Environmental

Modern Polar Bears Are Descended From Extinct Brown Bears From Ireland


UNITED KINGDOM–(ENEWSPF)–8 July 2011.  Scientists have discovered that modern polar bears are descended from now extinct brown bears that roamed the region we know today as Britain and Ireland. It is thought that polar bears moved into this area just before, or during the last Ice Age, where they mated with female brown bears.

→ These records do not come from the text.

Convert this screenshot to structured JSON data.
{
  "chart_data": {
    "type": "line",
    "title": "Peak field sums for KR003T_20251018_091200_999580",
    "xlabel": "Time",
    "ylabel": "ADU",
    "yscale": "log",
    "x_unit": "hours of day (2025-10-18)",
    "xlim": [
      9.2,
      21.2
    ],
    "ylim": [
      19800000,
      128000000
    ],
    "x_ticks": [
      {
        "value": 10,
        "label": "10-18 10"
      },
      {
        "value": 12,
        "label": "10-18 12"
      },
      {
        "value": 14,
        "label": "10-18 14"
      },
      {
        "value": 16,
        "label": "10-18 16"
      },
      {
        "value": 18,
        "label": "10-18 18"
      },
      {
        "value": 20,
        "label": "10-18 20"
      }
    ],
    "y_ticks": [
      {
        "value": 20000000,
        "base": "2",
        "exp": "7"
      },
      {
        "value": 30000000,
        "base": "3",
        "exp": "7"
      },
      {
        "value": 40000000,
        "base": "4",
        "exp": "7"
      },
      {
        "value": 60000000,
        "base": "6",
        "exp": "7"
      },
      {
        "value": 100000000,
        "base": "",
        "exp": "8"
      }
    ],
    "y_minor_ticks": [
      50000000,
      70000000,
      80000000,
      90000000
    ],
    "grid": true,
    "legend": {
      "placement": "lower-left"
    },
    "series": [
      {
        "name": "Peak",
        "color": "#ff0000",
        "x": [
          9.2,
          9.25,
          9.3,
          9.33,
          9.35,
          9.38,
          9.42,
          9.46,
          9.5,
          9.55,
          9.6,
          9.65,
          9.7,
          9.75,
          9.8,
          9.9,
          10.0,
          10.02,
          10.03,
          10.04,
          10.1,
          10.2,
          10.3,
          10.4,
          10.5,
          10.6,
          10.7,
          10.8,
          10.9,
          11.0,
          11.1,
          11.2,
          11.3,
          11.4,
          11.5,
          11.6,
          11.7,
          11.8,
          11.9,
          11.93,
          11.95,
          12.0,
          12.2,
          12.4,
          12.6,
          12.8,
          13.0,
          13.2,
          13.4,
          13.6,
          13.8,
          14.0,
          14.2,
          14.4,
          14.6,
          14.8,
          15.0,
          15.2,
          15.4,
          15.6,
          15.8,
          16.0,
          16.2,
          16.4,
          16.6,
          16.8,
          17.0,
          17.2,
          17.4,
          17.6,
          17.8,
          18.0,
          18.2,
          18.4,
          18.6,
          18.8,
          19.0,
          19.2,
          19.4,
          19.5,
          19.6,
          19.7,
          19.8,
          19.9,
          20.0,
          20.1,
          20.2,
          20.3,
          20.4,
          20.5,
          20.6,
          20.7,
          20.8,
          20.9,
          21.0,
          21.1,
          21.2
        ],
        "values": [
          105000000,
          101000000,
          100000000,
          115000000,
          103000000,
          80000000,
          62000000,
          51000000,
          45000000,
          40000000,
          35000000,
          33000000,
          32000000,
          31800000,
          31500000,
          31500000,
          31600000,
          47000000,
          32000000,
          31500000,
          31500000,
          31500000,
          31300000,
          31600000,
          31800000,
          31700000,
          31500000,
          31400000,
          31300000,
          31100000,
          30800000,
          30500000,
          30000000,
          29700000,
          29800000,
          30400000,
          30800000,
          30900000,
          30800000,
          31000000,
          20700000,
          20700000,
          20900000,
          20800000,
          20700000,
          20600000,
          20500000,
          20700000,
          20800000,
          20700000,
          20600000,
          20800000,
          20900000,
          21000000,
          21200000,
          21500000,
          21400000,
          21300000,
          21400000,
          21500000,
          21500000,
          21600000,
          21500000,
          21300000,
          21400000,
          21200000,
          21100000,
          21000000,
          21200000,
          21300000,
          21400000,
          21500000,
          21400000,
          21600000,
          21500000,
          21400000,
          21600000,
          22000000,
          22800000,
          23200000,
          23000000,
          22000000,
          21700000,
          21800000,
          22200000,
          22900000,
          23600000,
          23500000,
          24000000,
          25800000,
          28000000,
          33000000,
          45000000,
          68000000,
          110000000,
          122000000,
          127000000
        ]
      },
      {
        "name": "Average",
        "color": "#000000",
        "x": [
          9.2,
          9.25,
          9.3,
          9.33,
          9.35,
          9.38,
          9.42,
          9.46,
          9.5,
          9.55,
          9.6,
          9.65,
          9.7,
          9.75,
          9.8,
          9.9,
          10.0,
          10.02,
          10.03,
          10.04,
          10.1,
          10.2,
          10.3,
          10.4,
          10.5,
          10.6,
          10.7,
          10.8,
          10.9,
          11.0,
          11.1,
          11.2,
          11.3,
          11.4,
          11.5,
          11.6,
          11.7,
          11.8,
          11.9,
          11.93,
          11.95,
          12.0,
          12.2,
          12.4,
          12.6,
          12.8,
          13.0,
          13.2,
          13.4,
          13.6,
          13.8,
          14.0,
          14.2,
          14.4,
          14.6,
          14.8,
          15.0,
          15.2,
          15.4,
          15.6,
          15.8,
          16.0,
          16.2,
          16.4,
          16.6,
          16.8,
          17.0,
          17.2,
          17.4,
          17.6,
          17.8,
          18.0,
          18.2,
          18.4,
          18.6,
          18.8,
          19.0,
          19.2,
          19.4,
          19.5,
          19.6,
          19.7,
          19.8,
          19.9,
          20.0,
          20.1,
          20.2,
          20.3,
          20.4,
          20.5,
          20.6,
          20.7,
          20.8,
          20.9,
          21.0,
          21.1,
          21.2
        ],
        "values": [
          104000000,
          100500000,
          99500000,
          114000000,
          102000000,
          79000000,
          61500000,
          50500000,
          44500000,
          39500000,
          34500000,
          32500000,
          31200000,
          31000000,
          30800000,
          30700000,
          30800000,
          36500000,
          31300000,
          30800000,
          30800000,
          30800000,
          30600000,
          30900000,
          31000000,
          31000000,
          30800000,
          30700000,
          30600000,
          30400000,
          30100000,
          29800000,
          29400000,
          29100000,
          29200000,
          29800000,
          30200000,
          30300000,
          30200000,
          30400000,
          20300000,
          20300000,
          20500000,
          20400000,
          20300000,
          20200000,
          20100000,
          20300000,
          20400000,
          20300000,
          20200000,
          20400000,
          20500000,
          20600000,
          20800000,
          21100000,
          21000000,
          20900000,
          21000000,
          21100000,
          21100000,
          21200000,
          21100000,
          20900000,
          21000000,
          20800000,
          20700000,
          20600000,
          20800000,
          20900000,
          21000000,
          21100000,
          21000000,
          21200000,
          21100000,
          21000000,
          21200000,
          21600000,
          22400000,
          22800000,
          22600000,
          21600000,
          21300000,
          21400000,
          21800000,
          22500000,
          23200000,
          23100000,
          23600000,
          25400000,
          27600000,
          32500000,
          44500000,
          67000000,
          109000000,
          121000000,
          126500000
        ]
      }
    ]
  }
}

The maternal lineage of the extinct Irish brown bear can still be traced to all modern polar bears today, according to the research published in the latest issue of the journal Current Biology. However, perhaps surprisingly, this DNA sequence does not appear in modern brown bears, but only in polar bears and the ancient brown bears that inhabited Ireland when it was experiencing much cooler temperatures.

The link was established after an international research team analysed mitochondrial sequences of ancient brown bears using DNA extracted from the teeth and skeletons of 17 bears found at eight cave sites across Ireland. The scientists compared the DNA sequence of the ancient Irish brown bears with global data from prehistoric and modern brown bears and polar bears. They discovered that the remains of ten of the Irish brown bears, dated to between 38,000 and 10,000 years ago (the period spanning the last Ice Age), had the maternal line that is now seen in every modern polar bear. Despite the DNA links, a bone isotopic analysis revealed that these ancient Irish brown bears did not have the same marine diet as polar bears.

Mitochondrial DNA is passed from the mother to her offspring. This DNA link between ancient brown bears from Ireland and modern polar bears provides a new insight into the migratory patterns of bears during changing environmental and climatic conditions. The paper suggests that climate changes within the last 100,000 years may have forced brown bears and polar bears to move into each other’s habitat and consequently come together to mate.

The paper’s lead author, Dr. Ceiridwen Edwards, now a researcher in the University of Oxford’s Research Laboratory for Archaeology, is part of the team that carried out the DNA sequencing and analysis. The DNA sequencing was conducted at Trinity College Dublin, using a process known as Polymerase Chain Reaction.

Dr. Edwards said: ‘Hybridisation between ancient Irish brown bears and polar bears has led to the complete replacement of the original polar bear mitochondria. This maternal lineage is now present in all modern polar bears. Environmental conditions appear to have played, and continue to play, a big part in the evolutionary history of polar bears. Today’s warming climate is again bringing modern polar bears into contact with brown bears in places like Canada and Alaska.’

The paper finds that the DNA sequencing of older brown bears that lived in Ireland between 43,000 and 38,000 years ago, before temperatures cooled, have a genetic signature that matches bears found today in eastern parts of Europe. The remains of the last ancient brown bears, dated at 5,000 to 3,000 years ago, have different signatures again, that are like modern western European bears. Only the brown bears from the cooler period, between 38,000-10,000 years ago, share their lineage with modern polar bears, says the paper.

Radiocarbon dating suggests the last brown bear population died out in Ireland around 3,000 years ago, but DNA can survive for tens of thousands of years due to the constant, cool temperatures of the caves where they were found. Study co-author Professor Daniel Bradley of Trinity College Dublin said: ‘Analysing ancient samples provides a means to go back in time and directly measure the movement of species in response to past climate change.’

When analysed together with a collection of modern and ancient bear sequences from around the world, researcher Professor Beth Shapiro, from the Pennsylvania State University in the United States, found a more complex picture of bear history emerging. Professor Shapiro said: ‘We found that brown bears and polar bears, which are hybridising today in the wild, have been hybridising opportunistically throughout the last 100,000 years and probably longer.’